X-BeenThere: oauth@ietf.org
X-Mailman-Version: 2.1.15
Precedence: list
List-Id: OAUTH WG <oauth.ietf.org>
List-Unsubscribe: <https://www.ietf.org/mailman/options/oauth>, <mailto:oauth-request@ietf.org?subject=unsubscribe>
List-Archive: <http://www.ietf.org/mail-archive/web/oauth/>
List-Post: <mailto:oauth@ietf.org>
List-Help: <mailto:oauth-request@ietf.org?subject=help>
List-Subscribe: <https://www.ietf.org/mailman/listinfo/oauth>, <mailto:oauth-request@ietf.org?subject=subscribe>
X-List-Received-Date: Thu, 19 Feb 2015 23:48:25 -0000

Examples in RFC 6750 <http://tools.ietf.org/html/rfc6750> and RFC 6749
<http://tools.ietf.org/html/rfc6749> as well as some normative text in section
5.1 of RFC 6749 <http://tools.ietf.org/html/rfc6749#section-5.1> use a
"Pragma: no-cache" HTTP response header.
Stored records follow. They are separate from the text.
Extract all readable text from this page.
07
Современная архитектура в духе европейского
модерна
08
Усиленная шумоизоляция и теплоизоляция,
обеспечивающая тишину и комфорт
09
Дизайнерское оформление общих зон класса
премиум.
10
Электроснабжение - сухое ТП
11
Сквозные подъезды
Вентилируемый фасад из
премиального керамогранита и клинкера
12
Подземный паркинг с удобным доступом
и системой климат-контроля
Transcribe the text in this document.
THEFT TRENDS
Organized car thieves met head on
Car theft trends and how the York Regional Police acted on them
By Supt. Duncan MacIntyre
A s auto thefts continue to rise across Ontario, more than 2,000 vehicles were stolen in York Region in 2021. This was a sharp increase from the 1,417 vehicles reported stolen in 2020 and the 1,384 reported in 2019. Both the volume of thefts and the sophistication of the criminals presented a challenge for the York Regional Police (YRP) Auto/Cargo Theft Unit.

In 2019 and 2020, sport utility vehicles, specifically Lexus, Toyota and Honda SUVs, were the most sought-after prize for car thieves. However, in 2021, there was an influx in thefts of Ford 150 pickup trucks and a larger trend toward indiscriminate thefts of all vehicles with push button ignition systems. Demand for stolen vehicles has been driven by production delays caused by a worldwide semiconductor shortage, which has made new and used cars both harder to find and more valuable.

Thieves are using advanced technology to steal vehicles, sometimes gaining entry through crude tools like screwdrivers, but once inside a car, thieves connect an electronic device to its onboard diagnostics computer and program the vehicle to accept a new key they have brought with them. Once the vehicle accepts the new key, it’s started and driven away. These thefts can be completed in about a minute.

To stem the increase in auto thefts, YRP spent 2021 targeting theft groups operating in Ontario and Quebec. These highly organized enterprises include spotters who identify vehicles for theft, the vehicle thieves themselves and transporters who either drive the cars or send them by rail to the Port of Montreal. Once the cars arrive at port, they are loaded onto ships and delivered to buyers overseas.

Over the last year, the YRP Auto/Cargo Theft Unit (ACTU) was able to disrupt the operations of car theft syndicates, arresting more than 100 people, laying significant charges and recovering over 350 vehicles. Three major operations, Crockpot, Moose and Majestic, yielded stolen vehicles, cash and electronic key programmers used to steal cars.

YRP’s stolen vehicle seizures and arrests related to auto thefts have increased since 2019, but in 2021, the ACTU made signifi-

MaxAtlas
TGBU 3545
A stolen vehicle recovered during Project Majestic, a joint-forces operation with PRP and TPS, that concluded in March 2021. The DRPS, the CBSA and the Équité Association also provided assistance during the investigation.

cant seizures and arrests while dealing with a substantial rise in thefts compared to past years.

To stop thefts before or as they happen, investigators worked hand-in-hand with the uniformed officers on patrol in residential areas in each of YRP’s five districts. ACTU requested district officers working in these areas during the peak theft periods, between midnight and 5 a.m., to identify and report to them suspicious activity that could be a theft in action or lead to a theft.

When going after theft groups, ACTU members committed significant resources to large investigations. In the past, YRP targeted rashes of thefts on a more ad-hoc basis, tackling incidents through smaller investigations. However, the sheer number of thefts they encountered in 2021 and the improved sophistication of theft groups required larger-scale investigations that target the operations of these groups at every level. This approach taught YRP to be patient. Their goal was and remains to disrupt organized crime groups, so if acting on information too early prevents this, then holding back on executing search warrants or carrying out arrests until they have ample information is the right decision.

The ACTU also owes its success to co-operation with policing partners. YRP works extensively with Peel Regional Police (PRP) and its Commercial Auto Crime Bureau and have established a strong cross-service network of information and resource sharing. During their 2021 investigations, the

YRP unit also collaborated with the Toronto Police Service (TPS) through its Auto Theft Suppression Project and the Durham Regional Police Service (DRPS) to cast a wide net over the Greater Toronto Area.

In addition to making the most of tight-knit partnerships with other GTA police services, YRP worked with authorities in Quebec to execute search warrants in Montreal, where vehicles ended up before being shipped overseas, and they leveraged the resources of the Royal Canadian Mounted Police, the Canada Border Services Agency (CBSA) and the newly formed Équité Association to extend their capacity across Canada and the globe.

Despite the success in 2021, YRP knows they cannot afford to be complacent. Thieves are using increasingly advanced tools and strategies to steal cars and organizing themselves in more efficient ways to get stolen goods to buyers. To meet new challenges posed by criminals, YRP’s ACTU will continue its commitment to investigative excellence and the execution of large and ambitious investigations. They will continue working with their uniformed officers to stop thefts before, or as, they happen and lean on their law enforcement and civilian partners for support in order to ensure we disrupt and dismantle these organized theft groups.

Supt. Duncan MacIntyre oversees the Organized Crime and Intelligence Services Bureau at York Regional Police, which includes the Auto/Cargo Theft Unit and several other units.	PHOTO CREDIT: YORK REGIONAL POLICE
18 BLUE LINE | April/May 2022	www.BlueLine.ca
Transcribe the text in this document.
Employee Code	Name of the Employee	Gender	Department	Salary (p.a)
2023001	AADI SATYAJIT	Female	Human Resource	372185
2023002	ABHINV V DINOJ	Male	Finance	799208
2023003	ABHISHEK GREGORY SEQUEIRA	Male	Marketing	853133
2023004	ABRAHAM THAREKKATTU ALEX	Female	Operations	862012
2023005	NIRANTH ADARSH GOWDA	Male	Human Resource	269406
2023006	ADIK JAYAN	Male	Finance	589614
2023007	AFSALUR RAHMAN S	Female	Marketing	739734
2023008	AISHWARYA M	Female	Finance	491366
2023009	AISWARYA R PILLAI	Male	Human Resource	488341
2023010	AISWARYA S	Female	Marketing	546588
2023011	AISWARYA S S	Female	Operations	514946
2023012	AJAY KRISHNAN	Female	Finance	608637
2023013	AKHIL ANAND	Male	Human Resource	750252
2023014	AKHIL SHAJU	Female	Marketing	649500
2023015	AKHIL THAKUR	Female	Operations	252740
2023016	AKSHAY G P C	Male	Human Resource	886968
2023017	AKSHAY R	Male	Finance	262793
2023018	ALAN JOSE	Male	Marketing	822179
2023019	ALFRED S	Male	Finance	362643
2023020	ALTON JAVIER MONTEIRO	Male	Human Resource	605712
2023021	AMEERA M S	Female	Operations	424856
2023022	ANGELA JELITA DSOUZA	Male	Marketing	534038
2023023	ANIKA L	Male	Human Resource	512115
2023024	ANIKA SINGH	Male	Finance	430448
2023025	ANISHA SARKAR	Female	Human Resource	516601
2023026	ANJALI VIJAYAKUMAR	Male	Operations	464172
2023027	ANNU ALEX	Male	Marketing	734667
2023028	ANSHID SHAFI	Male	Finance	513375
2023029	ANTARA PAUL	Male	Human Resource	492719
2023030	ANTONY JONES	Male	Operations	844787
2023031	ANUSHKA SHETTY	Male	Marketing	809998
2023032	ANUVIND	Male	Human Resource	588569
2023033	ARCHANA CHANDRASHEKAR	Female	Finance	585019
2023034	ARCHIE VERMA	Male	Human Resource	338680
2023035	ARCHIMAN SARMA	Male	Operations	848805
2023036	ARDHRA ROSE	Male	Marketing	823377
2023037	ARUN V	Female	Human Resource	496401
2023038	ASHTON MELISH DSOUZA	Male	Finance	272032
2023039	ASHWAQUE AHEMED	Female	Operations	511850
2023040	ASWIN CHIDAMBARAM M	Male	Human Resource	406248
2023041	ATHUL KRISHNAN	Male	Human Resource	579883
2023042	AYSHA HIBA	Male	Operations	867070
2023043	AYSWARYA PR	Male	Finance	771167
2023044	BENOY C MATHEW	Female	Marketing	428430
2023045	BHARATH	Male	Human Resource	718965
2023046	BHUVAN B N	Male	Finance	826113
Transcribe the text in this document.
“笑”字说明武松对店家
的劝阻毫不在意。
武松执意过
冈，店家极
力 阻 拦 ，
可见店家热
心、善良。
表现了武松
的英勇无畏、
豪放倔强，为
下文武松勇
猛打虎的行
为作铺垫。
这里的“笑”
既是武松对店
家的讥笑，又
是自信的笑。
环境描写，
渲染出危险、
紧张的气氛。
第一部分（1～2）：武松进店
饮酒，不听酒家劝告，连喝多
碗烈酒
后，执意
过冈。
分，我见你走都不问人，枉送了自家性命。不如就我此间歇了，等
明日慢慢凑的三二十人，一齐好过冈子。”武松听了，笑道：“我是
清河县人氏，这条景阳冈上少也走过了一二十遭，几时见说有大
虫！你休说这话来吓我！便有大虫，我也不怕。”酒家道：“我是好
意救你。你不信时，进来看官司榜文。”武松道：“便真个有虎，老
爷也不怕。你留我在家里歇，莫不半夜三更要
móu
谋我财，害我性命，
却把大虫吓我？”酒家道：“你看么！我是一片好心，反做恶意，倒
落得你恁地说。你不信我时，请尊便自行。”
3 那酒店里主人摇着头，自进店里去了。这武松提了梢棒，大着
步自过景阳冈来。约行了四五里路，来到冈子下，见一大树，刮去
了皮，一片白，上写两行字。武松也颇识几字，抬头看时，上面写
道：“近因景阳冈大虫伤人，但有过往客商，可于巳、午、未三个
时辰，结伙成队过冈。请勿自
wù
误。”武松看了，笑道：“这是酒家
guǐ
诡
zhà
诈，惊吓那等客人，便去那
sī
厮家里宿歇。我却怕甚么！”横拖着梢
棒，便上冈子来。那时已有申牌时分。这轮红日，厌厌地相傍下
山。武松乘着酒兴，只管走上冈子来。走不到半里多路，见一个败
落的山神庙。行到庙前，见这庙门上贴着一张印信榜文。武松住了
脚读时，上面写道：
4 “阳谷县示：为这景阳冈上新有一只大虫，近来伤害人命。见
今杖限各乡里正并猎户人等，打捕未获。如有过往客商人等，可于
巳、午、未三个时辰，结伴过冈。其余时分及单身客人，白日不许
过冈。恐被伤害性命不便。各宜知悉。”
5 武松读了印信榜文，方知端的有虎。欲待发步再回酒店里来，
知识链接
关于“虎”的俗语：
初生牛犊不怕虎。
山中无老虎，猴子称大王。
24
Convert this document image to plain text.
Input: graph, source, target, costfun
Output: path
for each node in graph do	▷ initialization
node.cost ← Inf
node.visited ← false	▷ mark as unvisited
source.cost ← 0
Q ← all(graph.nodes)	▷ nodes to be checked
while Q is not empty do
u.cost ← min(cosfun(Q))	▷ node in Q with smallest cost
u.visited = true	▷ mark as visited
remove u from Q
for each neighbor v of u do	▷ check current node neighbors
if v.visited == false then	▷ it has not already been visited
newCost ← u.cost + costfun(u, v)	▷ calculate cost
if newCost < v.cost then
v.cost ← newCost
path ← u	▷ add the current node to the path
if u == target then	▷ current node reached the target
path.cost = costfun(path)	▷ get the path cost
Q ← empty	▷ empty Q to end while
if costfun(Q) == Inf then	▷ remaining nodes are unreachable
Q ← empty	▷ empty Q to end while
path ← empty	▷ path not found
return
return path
However, both RFC 2616
<http://tools.ietf.org/html/rfc2616#section-14.32> and the shiny new RFC
7234 <https://tools.ietf.org/html/rfc7234#section-5.4> make special note
along the lines of the following to say that it doesn't work as response
header:

   'Note: Because the meaning of "Pragma: no-cache" in responses is
    not specified, it does not provide a reliable replacement for
    "Cache-Control: no-cache" in them.'


The header doesn't hurt anything, I don't think, so having it in these
documents isn't really a problem. But it seems like it'd be better to not
further perpetuate the "Pragma: no-cache" response header myth in actual
published RFCs.

So with that said, two questions:

1) Do folks agree that 6747/6750 are using the "Pragma: no-cache" response
header inappropriately?

2) If so, does this qualify as errata?